One day, Cooper calls Jake at the office at a quarter to five, which means he wants to meet for drinks. “Hey, buddy, what’s up? Haven’t heard from you in a while.”

When Jake hears Cooper’s voice, he pulls out the one picture of Mallory that he’s moved from the envelope to his center desk drawer. It’s the one of her dangling the lo mein noodles over her mouth. Mallory is a little awkward in the world, it’s part of her charm, but he loves the way she handles chopsticks, and when he looks at this picture, it feels like the chopsticks are skewering his heart.

“Hit a rough patch,” Jake says. “Ursula’s father died.”

“Oh, man, I’m sorry,” Cooper says. “I was calling to see if you wanted to grab a drink after work, but if you’re not up to it…”

“I’m up to it,” Jake says, surprising himself.
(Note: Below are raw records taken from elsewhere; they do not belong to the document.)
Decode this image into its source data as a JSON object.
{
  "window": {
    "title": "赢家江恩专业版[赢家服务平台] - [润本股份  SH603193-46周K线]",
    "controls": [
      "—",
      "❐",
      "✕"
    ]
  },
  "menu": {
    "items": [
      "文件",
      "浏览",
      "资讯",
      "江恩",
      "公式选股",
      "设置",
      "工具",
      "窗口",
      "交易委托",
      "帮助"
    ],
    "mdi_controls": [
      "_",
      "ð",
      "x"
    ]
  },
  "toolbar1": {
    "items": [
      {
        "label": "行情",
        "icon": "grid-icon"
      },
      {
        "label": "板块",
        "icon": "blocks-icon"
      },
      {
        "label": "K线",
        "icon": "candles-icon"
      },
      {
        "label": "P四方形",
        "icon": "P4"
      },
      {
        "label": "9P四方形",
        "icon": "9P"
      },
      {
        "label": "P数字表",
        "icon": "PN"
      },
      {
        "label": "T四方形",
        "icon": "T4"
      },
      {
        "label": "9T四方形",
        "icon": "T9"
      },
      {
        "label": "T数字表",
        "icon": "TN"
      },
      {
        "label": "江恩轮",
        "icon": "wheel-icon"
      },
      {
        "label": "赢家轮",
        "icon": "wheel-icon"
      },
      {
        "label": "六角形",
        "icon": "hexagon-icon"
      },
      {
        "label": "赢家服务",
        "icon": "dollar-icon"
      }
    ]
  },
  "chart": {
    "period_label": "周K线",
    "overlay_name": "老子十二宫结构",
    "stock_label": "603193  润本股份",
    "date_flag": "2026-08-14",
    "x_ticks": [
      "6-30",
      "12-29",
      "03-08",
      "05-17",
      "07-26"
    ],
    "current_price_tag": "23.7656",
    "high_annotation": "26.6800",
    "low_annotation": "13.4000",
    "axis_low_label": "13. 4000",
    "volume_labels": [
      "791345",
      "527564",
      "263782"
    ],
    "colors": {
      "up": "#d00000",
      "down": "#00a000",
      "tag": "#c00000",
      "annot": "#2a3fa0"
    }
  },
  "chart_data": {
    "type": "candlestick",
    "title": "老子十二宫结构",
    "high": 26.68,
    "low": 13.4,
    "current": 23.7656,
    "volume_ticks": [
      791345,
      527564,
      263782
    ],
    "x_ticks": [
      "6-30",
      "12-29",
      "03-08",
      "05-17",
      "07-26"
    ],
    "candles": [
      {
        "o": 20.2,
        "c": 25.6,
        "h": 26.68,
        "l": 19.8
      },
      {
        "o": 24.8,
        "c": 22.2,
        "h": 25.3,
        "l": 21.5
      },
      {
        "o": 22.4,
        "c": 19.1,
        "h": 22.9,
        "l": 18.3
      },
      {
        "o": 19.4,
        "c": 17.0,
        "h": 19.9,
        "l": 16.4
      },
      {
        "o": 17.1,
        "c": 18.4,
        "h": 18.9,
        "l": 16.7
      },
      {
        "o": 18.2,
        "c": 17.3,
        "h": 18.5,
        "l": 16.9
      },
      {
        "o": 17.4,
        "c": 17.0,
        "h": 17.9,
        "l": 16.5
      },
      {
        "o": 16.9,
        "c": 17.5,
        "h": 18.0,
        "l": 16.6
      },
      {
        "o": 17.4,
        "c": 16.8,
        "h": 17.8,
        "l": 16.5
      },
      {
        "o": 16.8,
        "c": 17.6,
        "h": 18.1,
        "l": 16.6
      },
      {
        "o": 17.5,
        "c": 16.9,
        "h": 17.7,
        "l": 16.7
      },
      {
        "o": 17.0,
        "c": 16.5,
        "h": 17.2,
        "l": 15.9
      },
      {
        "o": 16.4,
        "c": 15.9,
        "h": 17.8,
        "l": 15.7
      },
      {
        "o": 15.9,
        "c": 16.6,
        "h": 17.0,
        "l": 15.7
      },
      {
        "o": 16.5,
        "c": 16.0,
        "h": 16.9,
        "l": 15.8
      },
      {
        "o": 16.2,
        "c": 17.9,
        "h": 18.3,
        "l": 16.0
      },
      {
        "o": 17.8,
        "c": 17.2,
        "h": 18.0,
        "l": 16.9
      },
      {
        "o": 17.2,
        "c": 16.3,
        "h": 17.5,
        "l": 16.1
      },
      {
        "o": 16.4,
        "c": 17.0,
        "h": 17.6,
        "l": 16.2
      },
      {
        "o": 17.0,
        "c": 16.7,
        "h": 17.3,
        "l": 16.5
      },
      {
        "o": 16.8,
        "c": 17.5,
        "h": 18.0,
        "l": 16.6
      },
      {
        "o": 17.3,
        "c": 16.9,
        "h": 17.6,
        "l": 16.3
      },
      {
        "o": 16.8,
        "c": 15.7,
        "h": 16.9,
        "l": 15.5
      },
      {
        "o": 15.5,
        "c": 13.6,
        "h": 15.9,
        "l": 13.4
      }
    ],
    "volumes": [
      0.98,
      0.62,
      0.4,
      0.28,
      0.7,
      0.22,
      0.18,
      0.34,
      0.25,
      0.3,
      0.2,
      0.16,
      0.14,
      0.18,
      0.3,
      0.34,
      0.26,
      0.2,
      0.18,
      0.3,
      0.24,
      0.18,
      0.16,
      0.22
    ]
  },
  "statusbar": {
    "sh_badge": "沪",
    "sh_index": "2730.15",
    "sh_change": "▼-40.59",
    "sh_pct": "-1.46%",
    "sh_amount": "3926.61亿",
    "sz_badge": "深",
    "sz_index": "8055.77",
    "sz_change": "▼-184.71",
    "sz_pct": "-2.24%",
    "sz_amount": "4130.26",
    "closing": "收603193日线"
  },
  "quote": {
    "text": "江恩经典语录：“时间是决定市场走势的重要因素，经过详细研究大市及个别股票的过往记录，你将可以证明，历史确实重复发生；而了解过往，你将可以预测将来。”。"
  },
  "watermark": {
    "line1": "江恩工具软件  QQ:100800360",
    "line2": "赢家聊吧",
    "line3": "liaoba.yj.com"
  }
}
They meet at the Tombs, get a pitcher of beer, a couple shots of Jim Beam, and an order of wings. The normalcy feels good. Alanis Morissette is doing her wailing thing in the background and the usual preppy, well-heeled, after-work crowd drinks, talks, laughs, drinks as though it’s just another day, because for them, it is just another day. Jake studies Cooper across the table. The word that always comes to mind when he thinks of Cooper is
sweetheart
. He’s more than just a guy’s guy who wants to talk Tiger Woods and Norv Turner; he has depth—and intelligence, compassion, thoughtful opinions. He admits when he’s wrong; he admits when he doesn’t know. This is why their friendship has lasted while so many others have fallen away.